The crisis we face in Iran will push inflation up. The EU did ran a scenario about this situation a couple years ago and the expected result is 3% inflations.
Painful, yes, but not end of the world painful.
We have the knowledge, resources and infrastructure for producing the fertilizers that will be missing, we have alternative sources of oil and gas.
The economy will be impacted, recession is a probability, but food will still be produced and delivered.
Chocolate may become a luxury once more, and we may have to eat less meat, but that's about it.
Asia and Africa will get the worst of it, if you were from there, then you should worry.
tellox@reddit
The two examples you cited for food getting worse are both just ways companies cut corners for the sake of profits, not signs of (any new) collapse. If you buy whole foods (plain fruits, plain veg, plain meats from the deli) you won't deal with the same level of enshittification.

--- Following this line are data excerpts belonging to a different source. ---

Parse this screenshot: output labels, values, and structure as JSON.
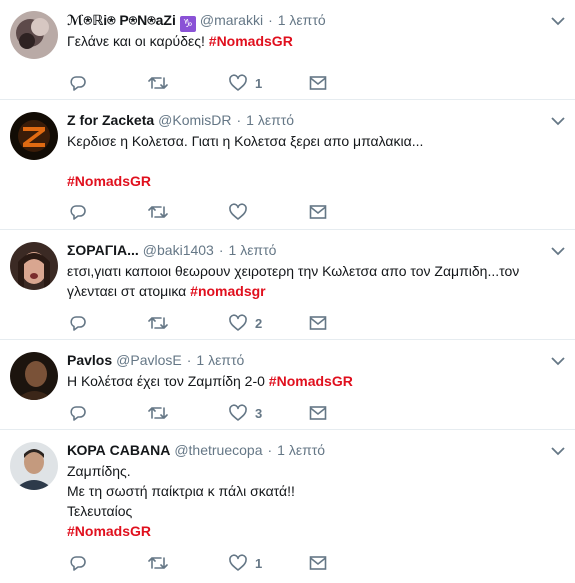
{
  "colors": {
    "hashtag": "#e0101e",
    "muted": "#657786",
    "border": "#e6ecf0"
  },
  "tweets": [
    {
      "name": "ℳ⍟ℝi⍟ P⍟N⍟aZi",
      "badge": "♑",
      "handle": "@marakki",
      "dot": "·",
      "time": "1 λεπτό",
      "lines": [
        {
          "text": "Γελάνε και οι καρύδες! ",
          "tag": "#NomadsGR"
        }
      ],
      "likes": "1",
      "icons": [
        "reply-icon",
        "retweet-icon",
        "heart-icon",
        "message-icon",
        "chevron-down-icon"
      ]
    },
    {
      "name": "Z for Zacketa",
      "handle": "@KomisDR",
      "dot": "·",
      "time": "1 λεπτό",
      "lines": [
        {
          "text": "Κερδισε η Κολετσα. Γιατι  η Κολετσα ξερει απο μπαλακια..."
        },
        {
          "text": ""
        },
        {
          "tag": "#NomadsGR"
        }
      ],
      "likes": ""
    },
    {
      "name": "ΣΟΡΑΓΙΑ...",
      "handle": "@baki1403",
      "dot": "·",
      "time": "1 λεπτό",
      "lines": [
        {
          "text": "ετσι,γιατι καποιοι θεωρουν χειροτερη την Κωλετσα απο τον Ζαμπιδη...τον"
        },
        {
          "text": "γλενταει στ ατομικα ",
          "tag": "#nomadsgr"
        }
      ],
      "likes": "2"
    },
    {
      "name": "Pavlos",
      "handle": "@PavlosE",
      "dot": "·",
      "time": "1 λεπτό",
      "lines": [
        {
          "text": "Η Κολέτσα έχει τον Ζαμπίδη 2-0 ",
          "tag": "#NomadsGR"
        }
      ],
      "likes": "3"
    },
    {
      "name": "ΚΟΡΑ CABANA",
      "handle": "@thetruecopa",
      "dot": "·",
      "time": "1 λεπτό",
      "lines": [
        {
          "text": "Ζαμπίδης."
        },
        {
          "text": "Με τη σωστή παίκτρια κ πάλι σκατά!!"
        },
        {
          "text": "Τελευταίος"
        },
        {
          "tag": "#NomadsGR"
        }
      ],
      "likes": "1"
    }
  ]
}
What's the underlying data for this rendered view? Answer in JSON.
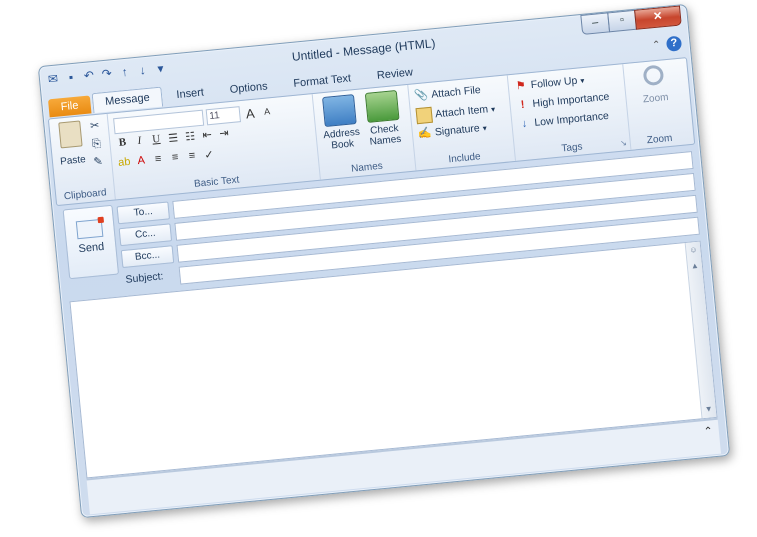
{
  "window": {
    "title": "Untitled - Message (HTML)"
  },
  "quick_access": [
    "save-icon",
    "undo-icon",
    "redo-icon",
    "up-arrow-icon",
    "down-arrow-icon",
    "customize-icon"
  ],
  "tabs": [
    "File",
    "Message",
    "Insert",
    "Options",
    "Format Text",
    "Review"
  ],
  "ribbon": {
    "clipboard": {
      "label": "Clipboard",
      "paste": "Paste"
    },
    "basic_text": {
      "label": "Basic Text",
      "font_size": "11"
    },
    "names": {
      "label": "Names",
      "address_book_1": "Address",
      "address_book_2": "Book",
      "check_names_1": "Check",
      "check_names_2": "Names"
    },
    "include": {
      "label": "Include",
      "attach_file": "Attach File",
      "attach_item": "Attach Item",
      "signature": "Signature"
    },
    "tags": {
      "label": "Tags",
      "follow_up": "Follow Up",
      "high_importance": "High Importance",
      "low_importance": "Low Importance"
    },
    "zoom": {
      "label": "Zoom",
      "zoom_button": "Zoom"
    }
  },
  "compose": {
    "send": "Send",
    "to": "To...",
    "cc": "Cc...",
    "bcc": "Bcc...",
    "subject": "Subject:"
  },
  "colors": {
    "file_tab": "#e98b12",
    "close_button": "#c7452d",
    "accent": "#2b579a"
  }
}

Prices will go up for those things, absolutely, but you won't be subject to the same obscene amount of lab-made chemicals that you'll find in processed foods like chocolate or pre-prepared meals.
jan_Kila@reddit
It's not the same level of enshittification, but it's still enshittified :( Our vegetables lack nutrients because the soil is so depleted, and they taste worse because the must popular cultivars are the ones hardy for shipping and not the ones that are pleasant to eat. This is still a good suggestion, I just wanted to complain.
Cum_Quat@reddit
If you can, start a victory garden. If not, shop locally at farmers markets for better nutrition. Look for farms that use no-till
smith2332@reddit
Not enough food when obesity across the world is at an all time high has the most ironic statement ever.
blackcatwizard@reddit
There is going to be a serious problem within the next few years. Crops are already being lost to flooding/fires and there is a massive fertilizer shortage about to hit. Seasons are completely whack and that is messing up normal cycles for planting. Fuel costs will likely impact shipping normal food you would see in your grocery.
the_real_maddison@reddit
My husband works at a grocery store and there are already certain things the store has nothing of, like bell peppers.
shr00mydan@reddit
With record low snow pack out west, I imagine bell peppers and other fresh vegetables grown with Colorado river water will be scarce this year. Hopefully it will prompt a shift to localized food production.
fedfuzz1970@reddit
The real threat is reduced availability of diesel fuel. Diesel price has already skyrocketed surcharges are being added to everything. Fasten safety belts and be sure to get in emergency food and water.
HolymakinawJoe@reddit
Chocolate? What are you on about?
Ok-Zookeepergame5245@reddit
It’s planting season now and the farmers can’t get their fertiliser thanks to Trump and his master Netanyahu. So by autumn time we will really start to feel it as there won’t be enough food to feed everyone.
MyCuntSmellsLikeHam@reddit
The question is where
flriverlivin@reddit
Depends on where we are talking. US throws away rough 30%-40% (133 billion pounds ~603B Kilos) of food a year. I suspect a shortage would garner more efficiency and reduce the govt paying some farmers not to plant. There are alternatives to fossil fuel fertilizers, though don't generate as high a yield, is better for the environment. Not sure what chocolate has to do with food shortages.